In pointing out one other thing shared by leaders, the authors state once again the case for leaders being made, not born. These primary qualities of leaders are formed in the "crucible of leadership" (as Bennis and Thomas define it, anything from an important mentoring relationship to a near-death or war-time experience). Leaders have the adaptive capacity to learn from the crucible rather than be psychologically destroyed by it. Their geeks and geezers may have experienced different kinds of crucibles (the dot-com bust as opposed to the Second World War, for example), but they learned many of the same lessons from them.
The concept of the "crucible of leadership" was suggested by Abraham Zaleznik in a 1977 Harvard Business Review article, "Managers and Leaders: Are They Different?" Arguing that they are, Zaleznik cited one difference:Is a person "once-born" or "twice-born?" That is, have they had a traumatic experience in their life (the second birth), requiring, as Zaleznik described it to me in a recent e-mail, "a turning into one's self ... following which one emerges with a deepened sense of self, and relatively free of dependency on the social structure."
Zaleznik in turn was influenced in his thinking by William James, who, in a series of lectures in 1902 published The Varieties of Religious Experience, first suggested important differences between the relatively well-adjusted "once-born" individual with a strong sense of belonging and the "twice-born" person with a sense of being separate.
Regardless of the degree to which we feel leaders are made rather than born, the concept of the crucible of leadership raises a number of questions for us, some of which are posed by the authors of Geeks and Geezers.
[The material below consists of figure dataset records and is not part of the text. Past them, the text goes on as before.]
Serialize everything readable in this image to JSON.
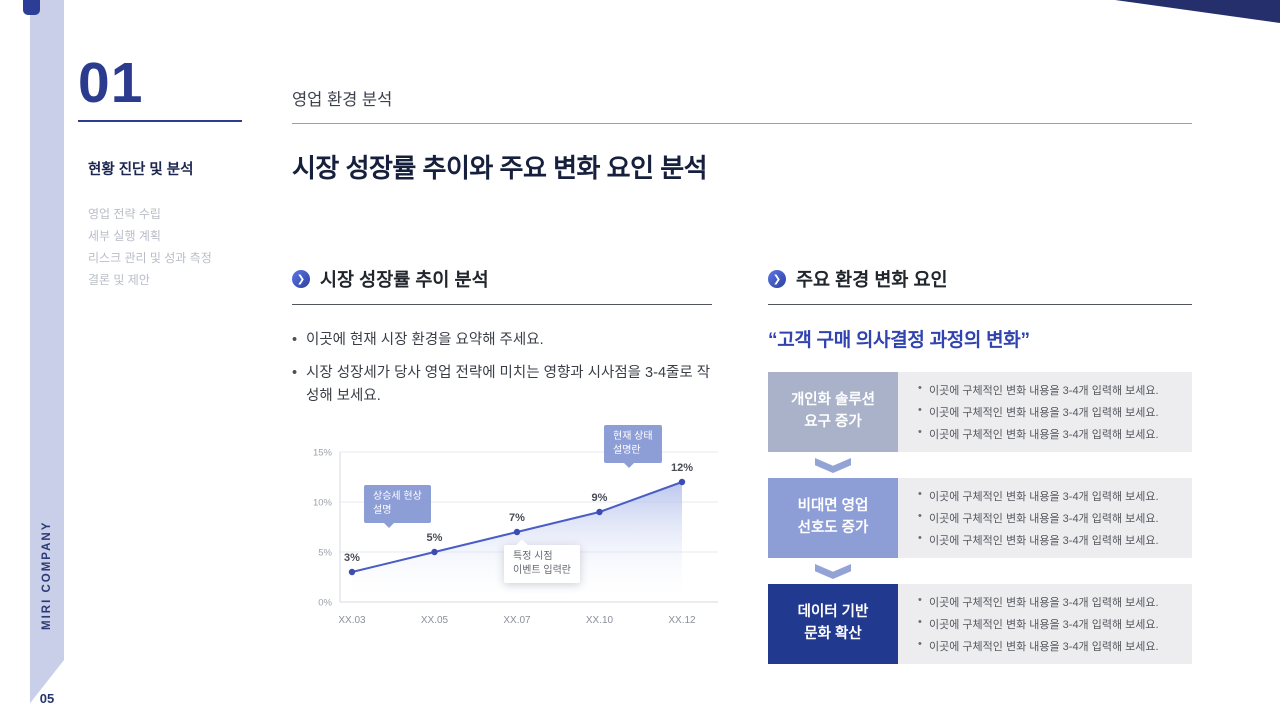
{
  "deck": {
    "page_number": "05",
    "brand": "MIRI COMPANY",
    "section_number": "01",
    "kicker": "영업 환경 분석",
    "title": "시장 성장률 추이와 주요 변화 요인 분석"
  },
  "nav": {
    "active": "현황 진단 및 분석",
    "items": [
      "영업 전략 수립",
      "세부 실행 계획",
      "리스크 관리 및 성과 측정",
      "결론 및 제안"
    ]
  },
  "growth_section": {
    "heading": "시장 성장률 추이 분석",
    "bullets": [
      "이곳에 현재 시장 환경을 요약해 주세요.",
      "시장 성장세가 당사 영업 전략에 미치는 영향과 시사점을 3-4줄로 작성해 보세요."
    ]
  },
  "chart_data": {
    "type": "area",
    "x": [
      "XX.03",
      "XX.05",
      "XX.07",
      "XX.10",
      "XX.12"
    ],
    "values": [
      3,
      5,
      7,
      9,
      12
    ],
    "point_labels": [
      "3%",
      "5%",
      "7%",
      "9%",
      "12%"
    ],
    "ylim": [
      0,
      15
    ],
    "ytick_values": [
      0,
      5,
      10,
      15
    ],
    "ytick_labels": [
      "0%",
      "5%",
      "10%",
      "15%"
    ],
    "grid": true,
    "legend": false,
    "line_color": "#4a5cc5",
    "annotations": [
      {
        "line1": "상승세 현상",
        "line2": "설명",
        "style": "blue"
      },
      {
        "line1": "특정 시점",
        "line2": "이벤트 입력란",
        "style": "white"
      },
      {
        "line1": "현재 상태",
        "line2": "설명란",
        "style": "blue"
      }
    ]
  },
  "factors_section": {
    "heading": "주요 환경 변화 요인",
    "quote": "“고객 구매 의사결정 과정의 변화”",
    "arrow_color": "#94a3d6",
    "rows": [
      {
        "label1": "개인화 솔루션",
        "label2": "요구 증가",
        "color": "#a9b2c9",
        "bullets": [
          "이곳에 구체적인 변화 내용을 3-4개 입력해 보세요.",
          "이곳에 구체적인 변화 내용을 3-4개 입력해 보세요.",
          "이곳에 구체적인 변화 내용을 3-4개 입력해 보세요."
        ]
      },
      {
        "label1": "비대면 영업",
        "label2": "선호도 증가",
        "color": "#8d9dd6",
        "bullets": [
          "이곳에 구체적인 변화 내용을 3-4개 입력해 보세요.",
          "이곳에 구체적인 변화 내용을 3-4개 입력해 보세요.",
          "이곳에 구체적인 변화 내용을 3-4개 입력해 보세요."
        ]
      },
      {
        "label1": "데이터 기반",
        "label2": "문화 확산",
        "color": "#21398f",
        "bullets": [
          "이곳에 구체적인 변화 내용을 3-4개 입력해 보세요.",
          "이곳에 구체적인 변화 내용을 3-4개 입력해 보세요.",
          "이곳에 구체적인 변화 내용을 3-4개 입력해 보세요."
        ]
      }
    ]
  }
}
If crucibles of leadership are so important, do men and women have equal access to them? If we value diversity in leadership ranks, what can be done to provide greater access to the essential crucibles? In general, what can we do in the private or public sectors to create crucibles from which leaders may emerge? What form might they take? Assuming that one of their objectives is to forge leaders, to what extent do business schools fill the role? Given the findings of investigators like Bennis, Thomas, and Zaleznik regarding leadership, is it realistic to think that business schools can perform an important role in this quest? What do you think?